第2話 魔法と涙の勇者

 俺たちは美優の家で、『魔法と涙の勇者』を見ることになった。美優の家に行くのは初めてで、オタクとはいえ女の子の家に上がるのだから、俺の脳内はパニック状態だった。美優の家は六階建てのマンションで、部屋は2LDKくらいだ。あちらこちらに『推し』のフィギュアがショーケースに保管されており、壁一面にはアニメキャラクターのタペストリーが飾ってある。本棚には透明なブックカバーがされた漫画やライトノベルがずらりと並び、ブルーレイまで揃えている。ガチだなこりゃ。
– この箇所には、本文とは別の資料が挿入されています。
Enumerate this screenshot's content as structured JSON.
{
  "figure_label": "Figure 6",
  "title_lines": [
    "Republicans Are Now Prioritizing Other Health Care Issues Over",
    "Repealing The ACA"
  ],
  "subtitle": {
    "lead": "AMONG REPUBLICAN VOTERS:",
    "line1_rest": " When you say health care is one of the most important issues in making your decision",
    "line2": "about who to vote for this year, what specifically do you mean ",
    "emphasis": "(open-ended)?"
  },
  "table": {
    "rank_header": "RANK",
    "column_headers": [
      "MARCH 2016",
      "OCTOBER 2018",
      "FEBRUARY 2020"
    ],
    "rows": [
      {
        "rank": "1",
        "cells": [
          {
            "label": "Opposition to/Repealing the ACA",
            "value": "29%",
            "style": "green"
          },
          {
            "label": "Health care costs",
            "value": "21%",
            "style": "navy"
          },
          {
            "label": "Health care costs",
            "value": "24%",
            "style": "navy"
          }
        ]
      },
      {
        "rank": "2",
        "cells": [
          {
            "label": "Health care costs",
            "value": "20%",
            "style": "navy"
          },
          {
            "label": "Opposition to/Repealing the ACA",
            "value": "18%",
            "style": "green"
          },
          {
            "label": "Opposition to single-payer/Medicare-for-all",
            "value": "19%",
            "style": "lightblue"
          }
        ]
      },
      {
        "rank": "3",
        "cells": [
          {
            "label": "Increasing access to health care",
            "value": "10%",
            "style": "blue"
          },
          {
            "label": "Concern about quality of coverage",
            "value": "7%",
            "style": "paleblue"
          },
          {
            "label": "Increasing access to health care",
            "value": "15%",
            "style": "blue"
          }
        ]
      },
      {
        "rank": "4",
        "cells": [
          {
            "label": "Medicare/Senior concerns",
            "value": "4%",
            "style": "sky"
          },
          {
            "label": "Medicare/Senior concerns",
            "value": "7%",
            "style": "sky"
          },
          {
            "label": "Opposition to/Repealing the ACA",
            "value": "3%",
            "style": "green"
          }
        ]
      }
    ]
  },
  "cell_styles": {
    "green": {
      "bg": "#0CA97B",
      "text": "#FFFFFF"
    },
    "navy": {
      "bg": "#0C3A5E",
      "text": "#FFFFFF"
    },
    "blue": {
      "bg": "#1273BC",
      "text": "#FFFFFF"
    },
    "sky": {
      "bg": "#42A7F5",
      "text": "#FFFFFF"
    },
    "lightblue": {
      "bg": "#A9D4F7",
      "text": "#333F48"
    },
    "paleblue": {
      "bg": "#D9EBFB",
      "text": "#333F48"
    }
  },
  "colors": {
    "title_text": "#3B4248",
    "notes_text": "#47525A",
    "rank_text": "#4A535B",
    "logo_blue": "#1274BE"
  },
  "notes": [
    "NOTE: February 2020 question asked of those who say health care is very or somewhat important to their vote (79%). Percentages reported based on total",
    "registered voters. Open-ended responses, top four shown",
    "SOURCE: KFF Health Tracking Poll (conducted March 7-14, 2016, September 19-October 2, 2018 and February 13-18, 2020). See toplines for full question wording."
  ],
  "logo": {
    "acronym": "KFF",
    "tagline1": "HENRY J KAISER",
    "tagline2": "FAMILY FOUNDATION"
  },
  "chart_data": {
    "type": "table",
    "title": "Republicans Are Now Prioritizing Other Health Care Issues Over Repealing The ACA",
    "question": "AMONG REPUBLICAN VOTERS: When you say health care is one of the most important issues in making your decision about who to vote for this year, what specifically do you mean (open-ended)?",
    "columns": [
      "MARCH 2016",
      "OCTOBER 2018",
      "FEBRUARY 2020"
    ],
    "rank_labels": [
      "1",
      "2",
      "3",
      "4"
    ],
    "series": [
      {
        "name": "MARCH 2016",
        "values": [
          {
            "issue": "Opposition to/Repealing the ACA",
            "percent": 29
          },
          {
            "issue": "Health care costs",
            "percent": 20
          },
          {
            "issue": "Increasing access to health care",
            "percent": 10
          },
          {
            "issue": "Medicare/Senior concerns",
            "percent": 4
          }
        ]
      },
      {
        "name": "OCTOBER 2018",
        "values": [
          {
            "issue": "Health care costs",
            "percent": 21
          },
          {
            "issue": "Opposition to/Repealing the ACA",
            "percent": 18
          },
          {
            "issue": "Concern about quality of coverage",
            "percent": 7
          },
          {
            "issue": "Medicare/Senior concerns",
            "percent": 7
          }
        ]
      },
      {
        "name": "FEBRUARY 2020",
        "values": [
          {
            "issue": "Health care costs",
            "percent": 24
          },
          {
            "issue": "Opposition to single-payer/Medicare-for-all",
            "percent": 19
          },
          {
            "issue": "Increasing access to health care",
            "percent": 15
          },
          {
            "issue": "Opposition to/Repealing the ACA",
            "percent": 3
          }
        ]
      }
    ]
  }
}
「私、一人暮らしだから、自由にその辺に座って」と言うが、座る場所がない。散らばった服、下着まである。見てはいけないと分かっているが、つい見てしまう。食べかけのポテトチップスや未開封のお菓子が床に散乱している。


「座れねぇわ!少し片付けるからな」

「ありがとう、助かる」


 はいはいと言いながら俺は美優の部屋を片付け始めた。げっ!という俺の声に、いつの間にか下着姿となった美優が「どうしたの?」と駆け寄ってくる。俺は思わず「服を着ろ!」と追い返すが、本人は満更でもない様子だった。飲み終わったペットボトルが東京タワーのように積まれていて、思わず声を上げてしまった。


「ぷはぁー。片付けをした後の炭酸飲料は最高だね!拓哉もそう思わない?」

「掃除したのは俺だけど。なんでまだ下着のままなんだよ!せめて上着を着てくれ」

「えー、いいじゃん。拓哉になら見られても…問題ないし」

「そういう問題じゃない!」


 美優はリモコンを手に取り、部屋を暗くしてプロジェクターを操作し始めた。「お菓子とかいる?飲み物は?」


「いらない」


 アニメは『もし魔法が使えたら』というセリフから始まる。この『魔法と涙の勇者』は、ある厨二病男子が魔法が使えたらどうしたいかを描いたアニメだ。主人公のアルは厨二病で、それを隠しながら平然を装っているが、時折ボロが出てしまう。例えば、かすり傷を負っただけで「くっ、邪竜が封印から解き放たれるぞっ」と言い、パーティメンバーはパニックになる。街の人々も「なんだって、邪竜だと!それは大変だ。すぐに街から離れないと」と混乱する。「いや、あの、すみません、聞いてください。これは…」とアルが弁明しようとする場面で終わる。異世界転生モノだ。


 隣から「ズビィィ」という音が聞こえ、次にティッシュを勢いよく取る音が続いた。


「いや、コメディ系としては面白かったけど、泣けるシーンなんてあったか?」

「あるよ、すごく感動的だったんだよ。泣かない方がおかしいって!」

 部屋の電気がつき、ふと時計を見ると、もう七時を過ぎていた。


 美優は下着姿のままパーカーを一枚羽織り、「何か作るよ。夕飯、食べていって」

「いいのか?」

「うん、一人だしね。きゃめんライダーの考察もしたいし」

「なるほど、それじゃあ一緒に付き合うよ」


「まず、あの最新話で出てきた敵だけど、私的には好きなデザインなんだけど、すぐに倒されちゃったのがちょっと残念だな。でも、人の体に乗り移って生き延びるっていう設定があって、あの敵、きゃめんライダーのエネルギーとして使われると思うんだ。拓哉はどう思う?」

「そうだな、あっけなかったけど、俺もきゃめんライダーのエネルギーとして使われて新たなライダーとして出てくる可能性は高いと思う。今回もいい考察だな」


 美優が手際よく料理をしているのを見ていると、俺たちはまるで夫婦のようだと感じた。料理をする美優の横顔が何とも言えず可愛らしい。